Muhammad Faisal, the Pakistan foreign office spokesman said Islamabad’s pleas to Indian officials to investigate the incidents had fallen on deaf ears.
“Our high commissioner in New Delhi has been asked to come to Islamabad for consultations,” he said.
Both countries have implied that spies – India’s Intelligence Bureau and Pakistan’s Inter-services Intelligence (ISI) – were behind the aggressive acts, using old fashioned espionage tactics and equally dated playground pranks.
J P Singh, the Indian deputy high commissioner to Pakistan, said his doorbell was rung at 3am last week, and no one was there when he went to answer it.
The Indians, believing that the ISI was to blame, then did the same to Syed Haider Shah, Pakistan’s deputy high commissioner in Delhi, ringing his doorbell at 3am. Meanwhile, videos posted online and in news reports in Pakistan showed Mr Mahmood’s car being forced to stop in Delhi, as a car pulled in front and two men got out and began taking photographs of its interior.

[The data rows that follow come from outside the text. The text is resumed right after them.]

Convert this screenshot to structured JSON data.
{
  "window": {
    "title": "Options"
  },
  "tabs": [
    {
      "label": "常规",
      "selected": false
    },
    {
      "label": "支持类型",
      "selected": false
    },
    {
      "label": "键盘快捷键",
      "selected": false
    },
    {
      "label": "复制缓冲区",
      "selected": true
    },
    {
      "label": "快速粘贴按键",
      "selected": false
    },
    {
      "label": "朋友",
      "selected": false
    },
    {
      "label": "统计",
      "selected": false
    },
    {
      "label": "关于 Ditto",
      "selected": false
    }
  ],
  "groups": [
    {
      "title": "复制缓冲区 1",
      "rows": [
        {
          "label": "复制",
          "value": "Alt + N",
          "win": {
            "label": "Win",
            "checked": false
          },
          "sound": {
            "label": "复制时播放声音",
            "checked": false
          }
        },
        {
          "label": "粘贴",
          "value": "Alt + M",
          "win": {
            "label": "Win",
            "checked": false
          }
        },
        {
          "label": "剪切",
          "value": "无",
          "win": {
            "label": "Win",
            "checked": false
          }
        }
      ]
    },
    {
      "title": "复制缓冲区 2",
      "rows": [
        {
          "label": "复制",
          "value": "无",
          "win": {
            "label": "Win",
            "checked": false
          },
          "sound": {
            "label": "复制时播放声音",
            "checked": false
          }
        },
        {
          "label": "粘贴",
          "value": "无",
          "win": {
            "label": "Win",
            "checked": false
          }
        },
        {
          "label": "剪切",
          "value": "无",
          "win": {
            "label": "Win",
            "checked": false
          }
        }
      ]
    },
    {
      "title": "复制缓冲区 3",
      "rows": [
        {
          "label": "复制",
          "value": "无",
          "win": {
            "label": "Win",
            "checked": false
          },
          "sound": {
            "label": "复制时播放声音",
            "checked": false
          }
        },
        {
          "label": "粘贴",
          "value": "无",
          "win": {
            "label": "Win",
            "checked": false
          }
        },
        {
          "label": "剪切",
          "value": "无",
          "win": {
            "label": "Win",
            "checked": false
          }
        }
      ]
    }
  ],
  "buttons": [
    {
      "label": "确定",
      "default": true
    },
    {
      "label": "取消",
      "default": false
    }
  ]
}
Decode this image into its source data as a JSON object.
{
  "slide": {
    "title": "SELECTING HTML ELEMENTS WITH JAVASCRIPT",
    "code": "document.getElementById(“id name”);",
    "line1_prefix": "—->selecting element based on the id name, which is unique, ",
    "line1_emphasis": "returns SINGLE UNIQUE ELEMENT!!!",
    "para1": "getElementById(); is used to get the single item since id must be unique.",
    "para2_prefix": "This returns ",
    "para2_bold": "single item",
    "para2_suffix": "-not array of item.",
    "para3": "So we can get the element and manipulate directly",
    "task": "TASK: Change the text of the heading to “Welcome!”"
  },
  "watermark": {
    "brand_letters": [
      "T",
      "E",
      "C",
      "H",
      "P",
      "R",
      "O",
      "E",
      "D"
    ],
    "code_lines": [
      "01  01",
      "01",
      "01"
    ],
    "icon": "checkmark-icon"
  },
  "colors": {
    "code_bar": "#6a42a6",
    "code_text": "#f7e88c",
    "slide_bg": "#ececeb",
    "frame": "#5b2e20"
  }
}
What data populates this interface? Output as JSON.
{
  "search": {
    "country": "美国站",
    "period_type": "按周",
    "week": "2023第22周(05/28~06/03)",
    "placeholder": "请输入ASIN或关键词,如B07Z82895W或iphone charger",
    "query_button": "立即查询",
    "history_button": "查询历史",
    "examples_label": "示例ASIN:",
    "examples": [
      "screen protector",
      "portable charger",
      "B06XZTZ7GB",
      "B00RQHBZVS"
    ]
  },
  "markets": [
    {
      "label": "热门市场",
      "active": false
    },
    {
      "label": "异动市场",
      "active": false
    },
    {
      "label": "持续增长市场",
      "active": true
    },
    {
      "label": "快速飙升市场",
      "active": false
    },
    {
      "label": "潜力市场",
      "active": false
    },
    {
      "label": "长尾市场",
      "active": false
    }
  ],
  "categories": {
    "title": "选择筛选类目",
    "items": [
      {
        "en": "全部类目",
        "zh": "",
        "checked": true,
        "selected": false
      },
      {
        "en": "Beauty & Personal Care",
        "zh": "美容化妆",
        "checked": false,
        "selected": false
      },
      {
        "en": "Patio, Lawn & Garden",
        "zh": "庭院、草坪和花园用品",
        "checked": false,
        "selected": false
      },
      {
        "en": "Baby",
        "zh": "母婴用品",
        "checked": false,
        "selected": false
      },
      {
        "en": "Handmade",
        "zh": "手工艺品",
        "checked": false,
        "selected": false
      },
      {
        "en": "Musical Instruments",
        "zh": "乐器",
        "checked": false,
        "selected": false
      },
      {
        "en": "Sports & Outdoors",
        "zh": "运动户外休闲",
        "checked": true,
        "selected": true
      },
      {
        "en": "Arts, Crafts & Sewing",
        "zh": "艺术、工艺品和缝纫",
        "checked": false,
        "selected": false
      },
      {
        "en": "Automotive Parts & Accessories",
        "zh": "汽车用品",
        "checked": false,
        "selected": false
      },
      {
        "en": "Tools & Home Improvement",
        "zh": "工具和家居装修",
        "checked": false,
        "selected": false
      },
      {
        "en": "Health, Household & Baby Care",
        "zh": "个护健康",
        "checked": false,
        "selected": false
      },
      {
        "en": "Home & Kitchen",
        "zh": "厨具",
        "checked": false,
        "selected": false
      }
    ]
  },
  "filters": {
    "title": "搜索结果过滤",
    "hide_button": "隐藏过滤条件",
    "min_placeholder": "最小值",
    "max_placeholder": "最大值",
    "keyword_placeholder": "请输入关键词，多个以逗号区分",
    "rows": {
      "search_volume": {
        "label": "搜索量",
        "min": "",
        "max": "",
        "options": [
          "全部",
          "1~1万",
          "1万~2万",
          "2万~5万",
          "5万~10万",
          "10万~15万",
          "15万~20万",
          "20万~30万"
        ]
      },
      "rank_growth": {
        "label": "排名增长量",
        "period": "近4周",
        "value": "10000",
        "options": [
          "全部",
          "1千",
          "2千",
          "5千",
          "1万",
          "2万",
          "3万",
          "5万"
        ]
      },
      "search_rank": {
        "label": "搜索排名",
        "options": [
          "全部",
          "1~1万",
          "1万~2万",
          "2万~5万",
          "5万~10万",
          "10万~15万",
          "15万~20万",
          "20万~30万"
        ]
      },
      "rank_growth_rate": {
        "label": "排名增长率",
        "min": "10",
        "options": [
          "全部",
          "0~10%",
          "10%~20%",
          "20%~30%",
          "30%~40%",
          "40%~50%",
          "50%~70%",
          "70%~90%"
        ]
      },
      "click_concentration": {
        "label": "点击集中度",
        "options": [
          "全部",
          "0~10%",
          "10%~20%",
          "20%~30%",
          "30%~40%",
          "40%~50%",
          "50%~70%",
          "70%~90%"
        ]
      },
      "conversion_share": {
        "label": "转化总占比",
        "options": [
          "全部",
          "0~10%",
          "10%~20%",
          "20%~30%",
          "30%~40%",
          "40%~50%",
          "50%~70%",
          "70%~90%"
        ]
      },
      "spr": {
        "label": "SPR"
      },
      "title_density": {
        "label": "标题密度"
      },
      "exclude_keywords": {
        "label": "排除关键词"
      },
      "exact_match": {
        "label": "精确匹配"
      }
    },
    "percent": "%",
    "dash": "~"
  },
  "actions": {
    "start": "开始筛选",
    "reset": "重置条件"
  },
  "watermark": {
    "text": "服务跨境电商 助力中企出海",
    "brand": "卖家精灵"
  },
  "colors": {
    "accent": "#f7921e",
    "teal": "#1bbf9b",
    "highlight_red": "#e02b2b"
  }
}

India said the escalation began when a development under construction for Indian diplomats in Islamabad was raided by the ISI last month and its power and water supplies were cut,
The Times of India reported. Nuclear-armed neighbours India and Pakistan have a history of bitter relations, often accusing each other’s diplomatic staff of spying. They also often trade fire in the disputed Himalayan region of Kashmir, which both countries claim in its entirety.